I've talked to so many interesting people lately and the word "legacy" keeps popping up. What was your father's legacy? What was your mother's legacy? What is your legacy? A word that always felt so weighted with gravitas and legal documents and morose salutations now seems filled with a lightness of being. We all are descendants of people who wove marvelous threads.

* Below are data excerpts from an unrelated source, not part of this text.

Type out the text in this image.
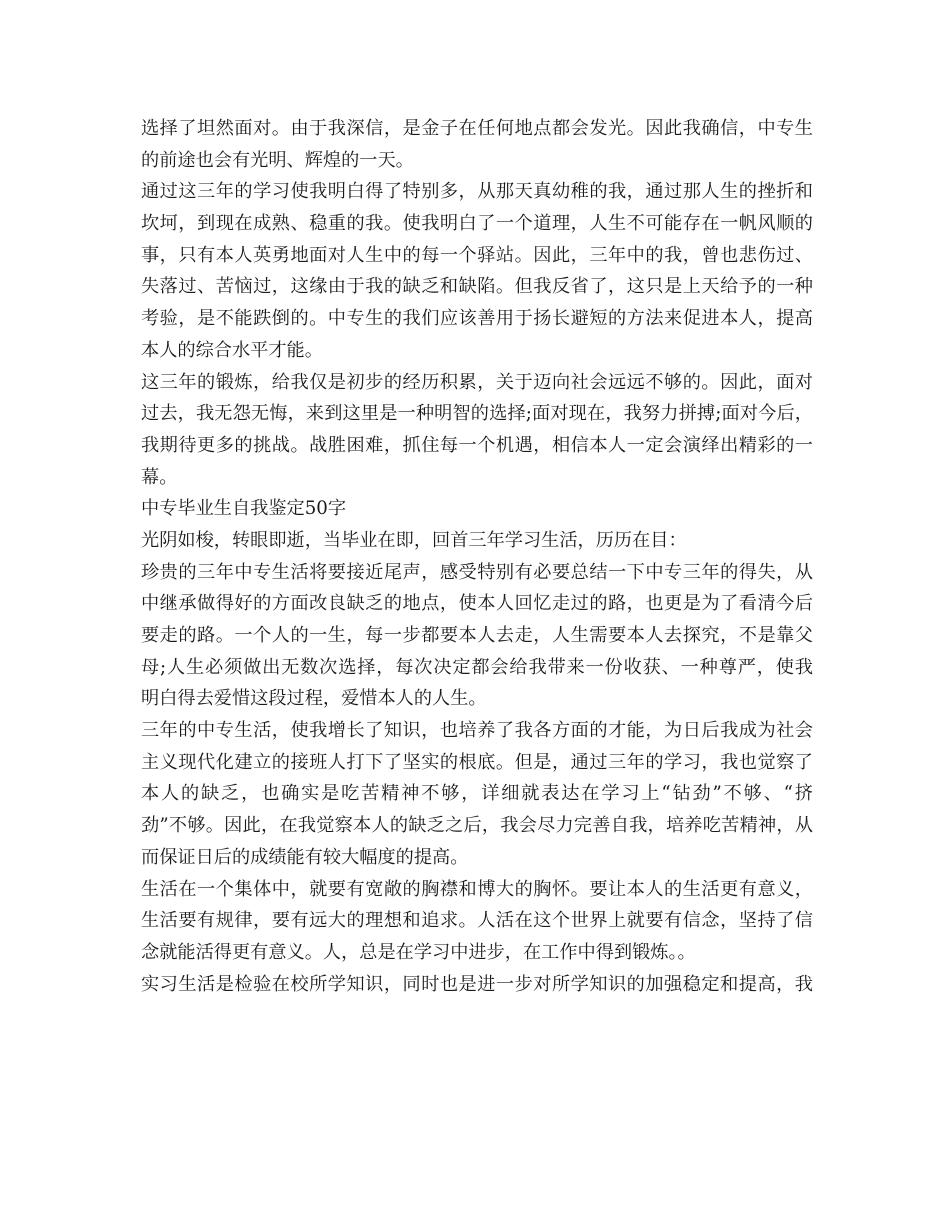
选择了坦然面对。由于我深信，是金子在任何地点都会发光。因此我确信，中专生
的前途也会有光明、辉煌的一天。
通过这三年的学习使我明白得了特别多，从那天真幼稚的我，通过那人生的挫折和
坎坷，到现在成熟、稳重的我。使我明白了一个道理，人生不可能存在一帆风顺的
事，只有本人英勇地面对人生中的每一个驿站。因此，三年中的我，曾也悲伤过、
失落过、苦恼过，这缘由于我的缺乏和缺陷。但我反省了，这只是上天给予的一种
考验，是不能跌倒的。中专生的我们应该善用于扬长避短的方法来促进本人，提高
本人的综合水平才能。
这三年的锻炼，给我仅是初步的经历积累，关于迈向社会远远不够的。因此，面对
过去，我无怨无悔，来到这里是一种明智的选择;面对现在，我努力拼搏;面对今后，
我期待更多的挑战。战胜困难，抓住每一个机遇，相信本人一定会演绎出精彩的一
幕。
中专毕业生自我鉴定50字
光阴如梭，转眼即逝，当毕业在即，回首三年学习生活，历历在目：
珍贵的三年中专生活将要接近尾声，感受特别有必要总结一下中专三年的得失，从
中继承做得好的方面改良缺乏的地点，使本人回忆走过的路，也更是为了看清今后
要走的路。一个人的一生，每一步都要本人去走，人生需要本人去探究，不是靠父
母;人生必须做出无数次选择，每次决定都会给我带来一份收获、一种尊严，使我
明白得去爱惜这段过程，爱惜本人的人生。
三年的中专生活，使我增长了知识，也培养了我各方面的才能，为日后我成为社会
主义现代化建立的接班人打下了坚实的根底。但是，通过三年的学习，我也觉察了
本人的缺乏，也确实是吃苦精神不够，详细就表达在学习上“钻劲”不够、“挤
劲”不够。因此，在我觉察本人的缺乏之后，我会尽力完善自我，培养吃苦精神，从
而保证日后的成绩能有较大幅度的提高。
生活在一个集体中，就要有宽敞的胸襟和博大的胸怀。要让本人的生活更有意义，
生活要有规律，要有远大的理想和追求。人活在这个世界上就要有信念，坚持了信
念就能活得更有意义。人，总是在学习中进步，在工作中得到锻炼。。
实习生活是检验在校所学知识，同时也是进一步对所学知识的加强稳定和提高，我
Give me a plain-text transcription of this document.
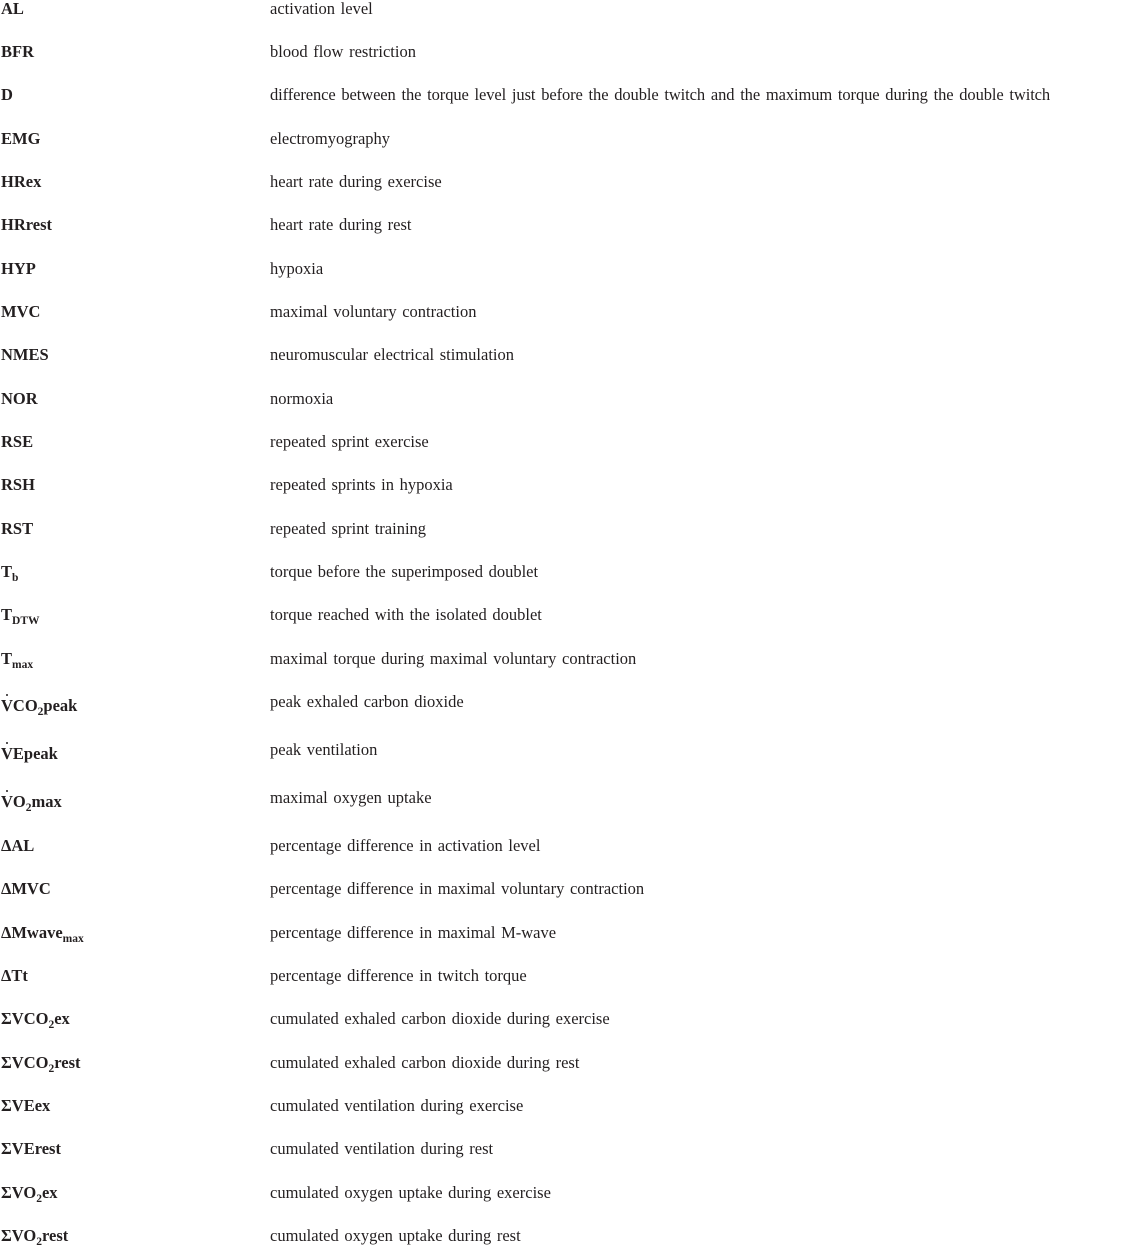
AL	activation level
BFR	blood flow restriction
D	difference between the torque level just before the double twitch and the maximum torque during the double twitch
EMG	electromyography
HRex	heart rate during exercise
HRrest	heart rate during rest
HYP	hypoxia
MVC	maximal voluntary contraction
NMES	neuromuscular electrical stimulation
NOR	normoxia
RSE	repeated sprint exercise
RSH	repeated sprints in hypoxia
RST	repeated sprint training
$T_b$	torque before the superimposed doublet
$T_{DTW}$	torque reached with the isolated doublet
$T_{max}$	maximal torque during maximal voluntary contraction
$VCO_2peak$	peak exhaled carbon dioxide
VEpeak	peak ventilation
$VO_2\max$	maximal oxygen uptake
ΔAL	percentage difference in activation level
ΔMVC	percentage difference in maximal voluntary contraction
ΔMwave$_{max}$	percentage difference in maximal M-wave
ΔTt	percentage difference in twitch torque
$\Sigma VCO_2ex$	cumulated exhaled carbon dioxide during exercise
$\Sigma VCO_2rest$	cumulated exhaled carbon dioxide during rest
ΣVEex	cumulated ventilation during exercise
ΣVErest	cumulated ventilation during rest
$\Sigma VO_2ex$	cumulated oxygen uptake during exercise
$\Sigma VO_2rest$	cumulated oxygen uptake during rest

I'll stay with the metaphor. My mother kept a sewing machine in our family room, the machine her mother, my German Nana, bequeathed her upon her wedding engagement. My mother used the well-oiled, "White" brand sewing machine not to conjure couture but to patch holes. I, on the other hand, caught a whiff of the grandeur of sewing back in the 1970s and ate at the counter of Butterick and Vogue at my local House of Fabrics store (accessible after a five-mile bike ride, zooming past L.A. freeways.) To this day do I appreciate the scents of the sensuous I caught from the covers of those patterns, those sophisticated women who no doubt gathered at The Algonquin Hotel, a place I'd one day saunter after moving to New York City and working at The New Yorker. Counting the advertising revenues--that was my day job. But at night, it was art meets architecture. The angularity of the city intersecting with eternal circles of my own family history in Manhattan.
Here is another piece of recent artwork celebrating the weaves of our legacies. Okay, right brain (creative) meets left brain (analytical.) Being informed, form-fitting, measuring grains, loosening diaphanous edges. What the heck--wishing upon an evening star in high heels. The poetry lingers on.